I am listening on a socket(S1) at one side and have created multiple instances of another socket(S2), to simulate concurrent users, using which i write data. The problem now is that S2 is writing too fast to S1 and flushing the data even before S1 can read. They are on high capacity machines. Since S1 cannot get the request, it cannot proceed and throws an error. S1 is not being swamped as it has enough resources and threads pooled to handle such conditions. This is totally baffelling me as i tried all the tricks mentioned.
I would really appritiate your input on this.
>I am listening on a socket(S1) at one side and have created multiple instances of another socket(S2), to simulate concurrent users
Since you haven't mentioned the socket types, I'm assuming the most commonly used - TCP sockets. So they are stateful, and byte-ordering and delivery is guaranteed.
>The problem now is that S2 is writing too fast to S1 and flushing the data even before S1 can read
Don't know what that means. If the delivery is guaranteed, the data that you write *will* reach the recipient. OSI layers are designed for that. Flushing the data doesnt mean the data is wiped - it merely forces the output streams to write the buffer contents onto the stream, no matter how small the data size may be. And if that data is written, the recipient *will* get it
>They are on high capacity machines
>Since S1 cannot get the request, it cannot proceed and throws an error.
What "request" does S1 cannot get? Or do you mean the data written by S2? Again, TCP connection guarantees delivery...
>This is totally baffelling me as i tried all the tricks mentioned
There are no tricks. For socket communication, you have to ensure the client and server follow some sort of a protocol, and are implemented such that they follow the protocol.

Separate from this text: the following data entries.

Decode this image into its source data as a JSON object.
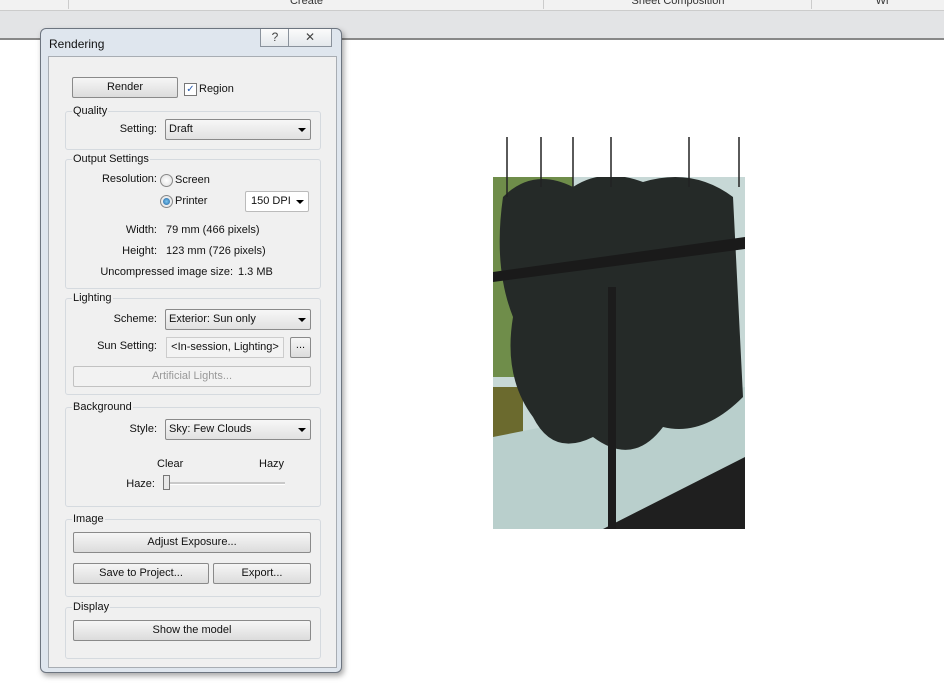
{
  "ribbon": {
    "tabs": [
      "Create",
      "Sheet Composition",
      "Wi"
    ]
  },
  "dialog": {
    "title": "Rendering",
    "help_label": "?",
    "close_label": "✕",
    "render_button": "Render",
    "region_label": "Region",
    "region_checked": true,
    "quality": {
      "label": "Quality",
      "setting_label": "Setting:",
      "setting_value": "Draft"
    },
    "output": {
      "label": "Output Settings",
      "resolution_label": "Resolution:",
      "screen_label": "Screen",
      "printer_label": "Printer",
      "selected": "Printer",
      "dpi": "150 DPI",
      "width_label": "Width:",
      "width_value": "79 mm (466 pixels)",
      "height_label": "Height:",
      "height_value": "123 mm (726 pixels)",
      "size_label": "Uncompressed image size:",
      "size_value": "1.3 MB"
    },
    "lighting": {
      "label": "Lighting",
      "scheme_label": "Scheme:",
      "scheme_value": "Exterior: Sun only",
      "sun_label": "Sun Setting:",
      "sun_value": "<In-session, Lighting>",
      "browse_label": "...",
      "artificial_button": "Artificial Lights..."
    },
    "background": {
      "label": "Background",
      "style_label": "Style:",
      "style_value": "Sky: Few Clouds",
      "clear_label": "Clear",
      "hazy_label": "Hazy",
      "haze_label": "Haze:",
      "haze_value": 0
    },
    "image": {
      "label": "Image",
      "adjust_button": "Adjust Exposure...",
      "save_button": "Save to Project...",
      "export_button": "Export..."
    },
    "display": {
      "label": "Display",
      "show_model_button": "Show the model"
    }
  }
}
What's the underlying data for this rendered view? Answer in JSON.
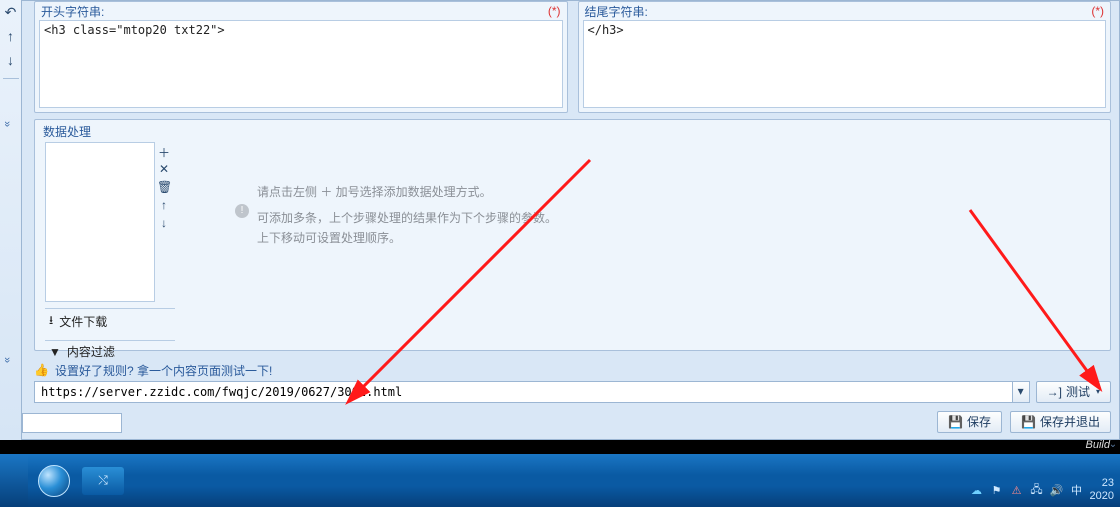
{
  "row1": {
    "left_label": "开头字符串:",
    "right_label": "结尾字符串:",
    "required_marker": "(*)",
    "left_value": "<h3 class=\"mtop20 txt22\">",
    "right_value": "</h3>"
  },
  "dataproc": {
    "title": "数据处理",
    "hint_line1": "请点击左侧 ＋ 加号选择添加数据处理方式。",
    "hint_line2": "可添加多条，上个步骤处理的结果作为下个步骤的参数。上下移动可设置处理顺序。",
    "link_download": "文件下载",
    "link_filter": "内容过滤"
  },
  "urlbar": {
    "prompt": "设置好了规则? 拿一个内容页面测试一下!",
    "value": "https://server.zzidc.com/fwqjc/2019/0627/3002.html",
    "test_label": "测试"
  },
  "buttons": {
    "save": "保存",
    "save_exit": "保存并退出"
  },
  "taskbar": {
    "build": "Build",
    "time": "23",
    "date": "2020"
  },
  "icons": {
    "undo": "↶",
    "down": "↓",
    "up": "↑",
    "chevron": "»",
    "plus": "＋",
    "close": "✕",
    "trash": "🗑",
    "download": "⭳",
    "filter": "▼",
    "thumb": "👍",
    "login": "→]",
    "disk": "💾",
    "dd": "▾"
  }
}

I have a protocol in place. The problem is that all the sent requests are not read, some are and some are not. This is because the socket closes before the read operation is done. So i get a socket closed exception.
I am trying to figure out why the socket closes before the data can be read.
Well, AFAIK, if you don't close the socket explicitly, it wouldn't be closed. Maybe you could look at your code again to see if you are closing the sockets receiving some special characters (in your protocol) or on some event..?
You need to sniff your traffic. Try ethereal.com (on windows),
or tcpdump your server nic, then stuff it in Ethereal for interpretation.
You might have a ip or tcp layer problem, like server or client sending RST or FYN when not expected. Or a bad firewall software, or whatever else in the way.
Like the other guy says, if you don't close it, something else does.
And if you use those XML crappy writers over socket stream, get ready to see it closed, because there are known bugs about XML writers that close streams they haven't opened (oh I so hate XML...)
I don't know about the state of jdk concerning half closed socket, that might be another track to follow.